Investor: An insiders guide to the market
After spending most of October in the doldrums, the British equity market sprang back into life earlier this week in response to a new wave of merger and acquisition (M&A) activity.
By far the biggest of these was the agreed bid by Telefónica of Spain for O2. If the deal is successfully completed, it would make Telefónica the second largest quoted international telecom group by market capitalisation, just behind Vodafone.
The price offered of 200p per O2 share in cash puts a value of £17.7 billion (€26 billion) on the takeover. This makes it the second biggest cash deal in the past 10 years, behind the Cingular acquisition of AT&T Wireless in the US.
Other British companies where approaches have been made include the shipping company P&O, the glass manufacturer Pilkington and the construction company Mowlem.
Shares in football clubs have also come under the spotlight with the announcement by Aston Villa that it had received an approach from a syndicate that includes several Irish businessmen. According to Dealogic, the data provider, 512 deals worth £67.4 billion have been announced so far this year in the UK, which is the highest figure since 2000.
This surge in M&A activity is at least partly explained by a big improvement in the balance sheets of European companies over the past three years. Successful restructuring and cost control have enabled many European companies to amass large amounts of cash on their balance sheets.
Some of this cash is going into shareholders' pockets by way of higher dividends and share buybacks. Some of it is being used by acquisitive chief executives and boards to acquire other companies.
This recent bout of takeover activity does not have any direct implications for the Irish market. However, it has brought a number of quoted companies into the spotlight. The approach by Dubai Ports for P&O has relevance to Irish Continental Group (ICG).
P&O is now primarily an owner of ports as a result of a restructuring programme begun in 1999. The company's container ports generate virtually all of its profits and absorb the bulk of investment spending. As such, the eventual price paid does not have direct relevance for the valuation of ICG.

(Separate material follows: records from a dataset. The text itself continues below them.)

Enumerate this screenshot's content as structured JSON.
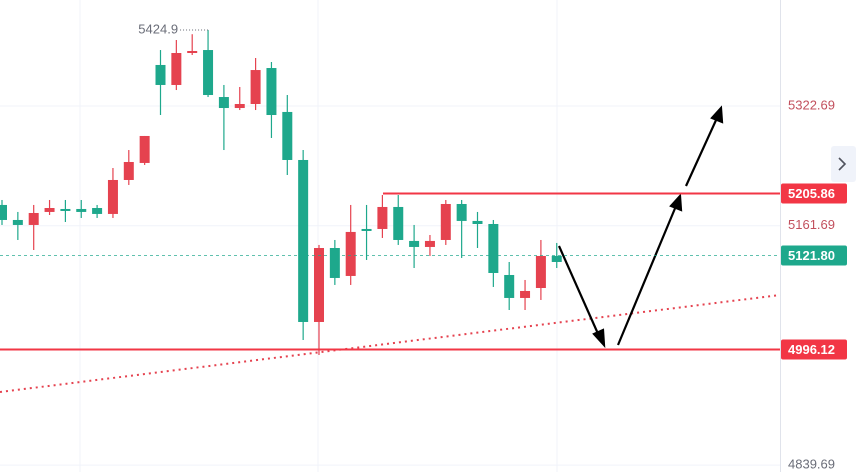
{
  "chart_data": {
    "type": "candlestick",
    "up_color": "#e5424f",
    "down_color": "#1ea88c",
    "ylim": [
      4830.4,
      5465.3
    ],
    "yticks": [
      5322.69,
      5161.69,
      4839.69
    ],
    "grid": true,
    "open": [
      5189.6,
      5169.4,
      5162.7,
      5180.2,
      5184.2,
      5184.2,
      5185.5,
      5177.5,
      5223.2,
      5246.1,
      5377.9,
      5351.0,
      5394.0,
      5398.0,
      5334.8,
      5320.0,
      5325.4,
      5373.8,
      5314.7,
      5250.1,
      5032.2,
      5131.7,
      5094.1,
      5157.3,
      5157.3,
      5186.9,
      5141.2,
      5133.1,
      5142.5,
      5190.9,
      5168.1,
      5164.0,
      5095.4,
      5064.5,
      5077.9,
      5121.0
    ],
    "high": [
      5196.3,
      5180.2,
      5189.6,
      5196.3,
      5196.3,
      5196.3,
      5189.6,
      5239.3,
      5263.5,
      5282.4,
      5398.0,
      5411.5,
      5419.29,
      5424.9,
      5351.0,
      5348.3,
      5387.3,
      5381.9,
      5337.5,
      5263.5,
      5135.8,
      5142.5,
      5189.6,
      5189.6,
      5203.0,
      5203.0,
      5162.7,
      5149.2,
      5196.3,
      5196.3,
      5180.2,
      5169.4,
      5112.9,
      5088.7,
      5142.5,
      5138.5
    ],
    "low": [
      5162.7,
      5142.5,
      5129.0,
      5176.1,
      5166.7,
      5172.1,
      5172.1,
      5172.1,
      5216.5,
      5243.4,
      5310.6,
      5344.2,
      5391.3,
      5334.8,
      5263.5,
      5317.3,
      5317.3,
      5279.7,
      5229.9,
      5008.0,
      4987.8,
      5082.0,
      5082.0,
      5115.6,
      5145.2,
      5135.8,
      5104.8,
      5121.0,
      5135.8,
      5118.3,
      5131.7,
      5079.3,
      5048.3,
      5048.3,
      5061.8,
      5104.8
    ],
    "close": [
      5169.4,
      5162.7,
      5178.8,
      5185.5,
      5181.5,
      5180.2,
      5177.5,
      5223.2,
      5247.4,
      5282.4,
      5351.0,
      5394.0,
      5396.7,
      5337.5,
      5320.0,
      5325.4,
      5371.1,
      5310.6,
      5250.1,
      5032.2,
      5131.7,
      5091.4,
      5153.3,
      5154.6,
      5186.9,
      5142.5,
      5133.1,
      5141.2,
      5190.9,
      5168.1,
      5164.0,
      5098.1,
      5064.5,
      5073.9,
      5121.0,
      5112.9
    ],
    "levels": [
      {
        "value": 5205.86,
        "label": "5205.86",
        "color": "#f23645"
      },
      {
        "value": 5121.8,
        "label": "5121.80",
        "color": "#1ea88c"
      },
      {
        "value": 4996.12,
        "label": "4996.12",
        "color": "#f23645"
      }
    ]
  }
}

However, given that Dubai Ports is mainly interested in the ports assets, a successful takeover could lead to the eventual divestment of P&O's ferry operations, which could be of interest to ICG.
ICG's share price has under-performed the Iseq index by 15 per cent this year due to difficult trading conditions and labour relations problems.
If the company can resolve its labour relations issues, the potential for corporate action could then lead to an improvement in investor sentiment towards the stock.
Heavy buying of Eircom shares during its rights issue offer period led to speculation that Swisscom was preparing to bid for the company. As it turned out, an Australian-based investment company Babcock & Brown invested in Eircom as a long-term portfolio investment.
As a result, the share price came off the boil, but when the news of a fresh approach from Swisscom broke on Wednesday, it sent the shares up to €2.44. They have come back somewhat since as the market remains unsure as to the timing of any bid, or whether one will actually materialise, given Swisscom's involvement in the bidding for TDC, the Danish telco. In addition, the Swiss have been to the altar several times in the past few years, but failed to get married.
Investor's view is that Eircom was fully valued on strict investment grounds at €2. At that price, Eircom traded on a price earnings multiple of 12.5 and offered a dividend yield of 5.6 per cent.
Although total earnings will grow over the next two years, earnings per share are forecast to decline because of the big increase in shares issued to fund the Meteor acquisition.
In addition, the fact that the second-largest player in the Irish mobile market now has a new owner could make it more difficult for Meteor to achieve its targeted market share gains.
The news that Swisscom now appears prepared to pay well above the €2 level for Eircom supports the view that the current high volume of European M&A activity will continue to have a positive impact on the Irish market for the foreseeable future.